В детстве я ненавидела религию. До четырнадцати лет мать водила меня к мессе по воскресеньям, но сама в Бога не верила, относилась к походу в церковь как к социальному ритуалу и заставляла меня накануне мыть голову. Тем не менее я обратилась к Библии, предполагая, что в учении Иисуса было разумное философское зерно. Выяснилось, что многие его изречения мне не понятны, а со многими я не согласна. «А кто не имеет, у того отнимется и то, что имеет»[23]
мне совершенно не нравилось, хотя я сомневалась, что понимаю правильно. У Матфея был отрывок, где фарисеи расспрашивали Иисуса о браке, – я добралась до него часов в восемь-девять вечера, когда мама просматривала газеты. Иисус сказал, что в браке муж и жена «уже не двое, но одна плоть. Итак, что Бог сочетал, того человек да не разлучает»[24]. Читая эти строки, чувствовала я себя довольно мерзко. Я спрятала Библию, но это не помогло.На следующий день после больницы я получила письмо от Ника.
привет. прости что так разговаривал вечером по телефону. я просто боялся что кто-то заметил твое имя на экране и будет скандал. но никто не заметил и я сказал им что звонила мама (давай не будем тут вдаваться в психологию). но мне показалось у тебя был странный голос. у тебя все хорошо?
ps все говорят, что после твоего отъезда я приуныл. а Эвелин думает что я «тоскую» по тебе, дико неловко.
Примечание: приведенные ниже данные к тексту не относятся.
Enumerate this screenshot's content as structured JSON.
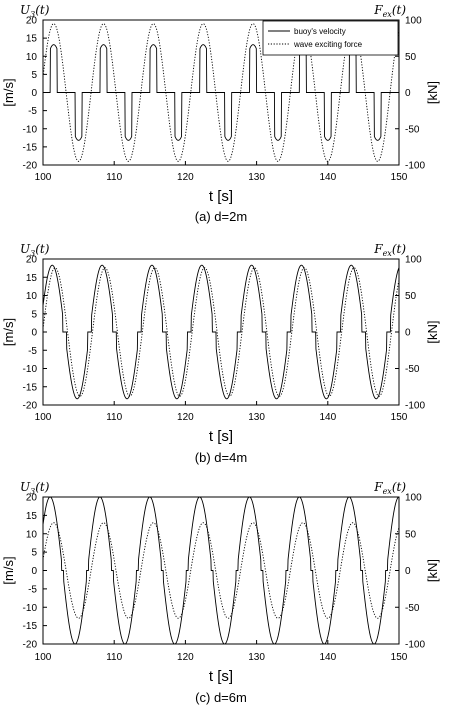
{
  "chart_data": [
    {
      "type": "line",
      "caption": "(a) d=2m",
      "left_label": "U_3(t)",
      "right_label": "F_ex(t)",
      "xlabel": "t [s]",
      "ylabel": "[m/s]",
      "y2label": "[kN]",
      "xlim": [
        100,
        150
      ],
      "ylim": [
        -20,
        20
      ],
      "y2lim": [
        -100,
        100
      ],
      "xticks": [
        100,
        110,
        120,
        130,
        140,
        150
      ],
      "yticks": [
        -20,
        -15,
        -10,
        -5,
        0,
        5,
        10,
        15,
        20
      ],
      "y2ticks": [
        -100,
        -50,
        0,
        50,
        100
      ],
      "grid": false,
      "legend": {
        "position": "top-right",
        "entries": [
          "buoy's velocity",
          "wave exciting force"
        ]
      },
      "series": [
        {
          "name": "buoy's velocity",
          "axis": "left",
          "style": "solid",
          "period": 7,
          "amplitude": 13.2,
          "phase_x": 101.5,
          "zero_band": 12.0
        },
        {
          "name": "wave exciting force",
          "axis": "right",
          "style": "dotted",
          "period": 7,
          "amplitude": 95,
          "phase_x": 101.5
        }
      ]
    },
    {
      "type": "line",
      "caption": "(b) d=4m",
      "left_label": "U_3(t)",
      "right_label": "F_ex(t)",
      "xlabel": "t [s]",
      "ylabel": "[m/s]",
      "y2label": "[kN]",
      "xlim": [
        100,
        150
      ],
      "ylim": [
        -20,
        20
      ],
      "y2lim": [
        -100,
        100
      ],
      "xticks": [
        100,
        110,
        120,
        130,
        140,
        150
      ],
      "yticks": [
        -20,
        -15,
        -10,
        -5,
        0,
        5,
        10,
        15,
        20
      ],
      "y2ticks": [
        -100,
        -50,
        0,
        50,
        100
      ],
      "grid": false,
      "series": [
        {
          "name": "buoy's velocity",
          "axis": "left",
          "style": "solid",
          "period": 7,
          "amplitude": 18.3,
          "phase_x": 101.3,
          "zero_band": 4.5
        },
        {
          "name": "wave exciting force",
          "axis": "right",
          "style": "dotted",
          "period": 7,
          "amplitude": 88,
          "phase_x": 101.7
        }
      ]
    },
    {
      "type": "line",
      "caption": "(c) d=6m",
      "left_label": "U_3(t)",
      "right_label": "F_ex(t)",
      "xlabel": "t [s]",
      "ylabel": "[m/s]",
      "y2label": "[kN]",
      "xlim": [
        100,
        150
      ],
      "ylim": [
        -20,
        20
      ],
      "y2lim": [
        -100,
        100
      ],
      "xticks": [
        100,
        110,
        120,
        130,
        140,
        150
      ],
      "yticks": [
        -20,
        -15,
        -10,
        -5,
        0,
        5,
        10,
        15,
        20
      ],
      "y2ticks": [
        -100,
        -50,
        0,
        50,
        100
      ],
      "grid": false,
      "series": [
        {
          "name": "buoy's velocity",
          "axis": "left",
          "style": "solid",
          "period": 7,
          "amplitude": 20,
          "phase_x": 101.0,
          "zero_band": 2.5
        },
        {
          "name": "wave exciting force",
          "axis": "right",
          "style": "dotted",
          "period": 7,
          "amplitude": 65,
          "phase_x": 101.5
        }
      ]
    }
  ]
}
Я сто раз перечитала письмо, но не ответила. На следующее утро написали из больницы – назначили УЗИ на ноябрь. Как же долго, подумала я, но мама сказала: это же государственная медицина, что ты хотела? Но они даже не понимают, что со мной, сказала я. Если бы что-то серьезное, ответила она, тебя ни за что бы не выписали. В чем я сомневалась. Так или иначе, я купила таблетки по рецепту и начала их принимать.
Пару раз я звонила отцу, но он не брал трубку и не перезванивал. Мама посоветовала «заскочить» к нему на другой конец города. Я сказала, что по-прежнему чувствую себя неважно и не хочу попусту тащиться туда только из-за того, что он не отвечает на звонки. Она ответила: он же твой отец. Словно эти слова были какой-то молитвенной мантрой. Я закрыла эту тему. Он не хочет общаться.
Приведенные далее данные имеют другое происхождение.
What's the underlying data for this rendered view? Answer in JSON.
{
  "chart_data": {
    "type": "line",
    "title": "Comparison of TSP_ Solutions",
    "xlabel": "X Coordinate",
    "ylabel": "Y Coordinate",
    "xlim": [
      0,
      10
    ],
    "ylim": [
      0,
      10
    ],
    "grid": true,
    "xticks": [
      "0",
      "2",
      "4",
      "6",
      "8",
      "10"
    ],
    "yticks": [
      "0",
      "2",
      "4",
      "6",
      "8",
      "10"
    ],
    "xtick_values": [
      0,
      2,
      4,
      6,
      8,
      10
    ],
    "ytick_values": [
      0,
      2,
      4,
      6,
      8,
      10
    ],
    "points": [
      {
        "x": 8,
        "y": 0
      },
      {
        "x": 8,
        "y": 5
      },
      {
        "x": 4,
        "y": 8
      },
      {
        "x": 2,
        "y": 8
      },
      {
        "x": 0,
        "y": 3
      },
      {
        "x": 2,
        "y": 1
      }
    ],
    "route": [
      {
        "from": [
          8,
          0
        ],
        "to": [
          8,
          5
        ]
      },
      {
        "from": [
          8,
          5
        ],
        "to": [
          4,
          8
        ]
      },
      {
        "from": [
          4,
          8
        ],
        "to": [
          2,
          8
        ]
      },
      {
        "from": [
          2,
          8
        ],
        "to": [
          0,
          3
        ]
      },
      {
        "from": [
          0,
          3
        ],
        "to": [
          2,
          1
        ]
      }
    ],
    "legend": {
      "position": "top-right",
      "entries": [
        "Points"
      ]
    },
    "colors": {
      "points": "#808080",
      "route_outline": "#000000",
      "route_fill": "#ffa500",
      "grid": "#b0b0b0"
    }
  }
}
Маму бесило, что я не превозношу отца, словно он мой благодетель или местная знаменитость, а отношусь к нему как к обычному человеку. Ее раздражение выплескивалось на меня, но оно предназначалось также и отцу – ведь он не смог внушить к себе уважение, а ей этого хотелось. Я знала, что пока они были женаты, ей приходилось спать, пряча сумочку в наволочку. Я видела, как она плакала, когда он заснул на лестнице в одних трусах. Я видела, как он лежал, подложив руку под голову, – огромный, розовый. Он храпел так, будто в жизни не спал слаще. Она не понимала, что я его не люблю. Ты должна его любить, сказала она, когда мне было шестнадцать. Он же твой отец.
Кто сказал, что я должна? – сказала я.
Ну, мне хочется верить, что ты из тех, кто любит своих родителей.
Верь во что хочешь.
Я верю, что воспитывала тебя доброй, сказала она. Вот во что я верю.
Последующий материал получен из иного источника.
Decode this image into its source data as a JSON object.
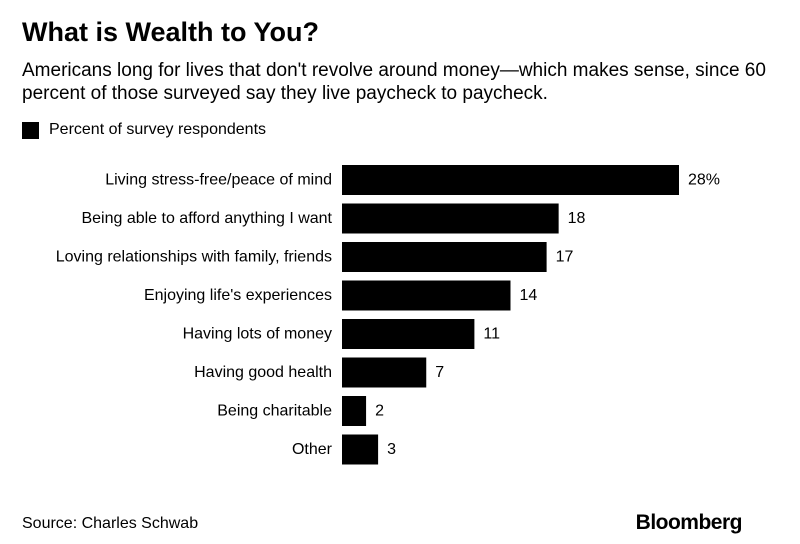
{
  "header": {
    "title": "What is Wealth to You?",
    "subtitle": "Americans long for lives that don't revolve around money—which makes sense, since 60 percent of those surveyed say they live paycheck to paycheck."
  },
  "legend": {
    "label": "Percent of survey respondents",
    "color": "#000000"
  },
  "chart_data": {
    "type": "bar",
    "orientation": "horizontal",
    "categories": [
      "Living stress-free/peace of mind",
      "Being able to afford anything I want",
      "Loving relationships with family, friends",
      "Enjoying life's experiences",
      "Having lots of money",
      "Having good health",
      "Being charitable",
      "Other"
    ],
    "values": [
      28,
      18,
      17,
      14,
      11,
      7,
      2,
      3
    ],
    "value_labels": [
      "28%",
      "18",
      "17",
      "14",
      "11",
      "7",
      "2",
      "3"
    ],
    "series": [
      {
        "name": "Percent of survey respondents",
        "values": [
          28,
          18,
          17,
          14,
          11,
          7,
          2,
          3
        ]
      }
    ],
    "xlim": [
      0,
      28
    ],
    "grid": false,
    "legend_position": "top-left",
    "bar_color": "#000000"
  },
  "footer": {
    "source": "Source: Charles Schwab",
    "brand": "Bloomberg"
  }
}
Добра ли я? Трудно сказать. Я опасалась, что, если однажды разберусь, какой же я человек, окажется, что я недобрая. Неужели этот вопрос волновал меня только потому, что, будучи женщиной, я считала, будто обязана ставить чужие потребности выше собственных? «Доброта» – просто очередной способ подчинения в конфликте? Именно об этом я подростком писала в дневнике: как феминистка я имею право никого не любить.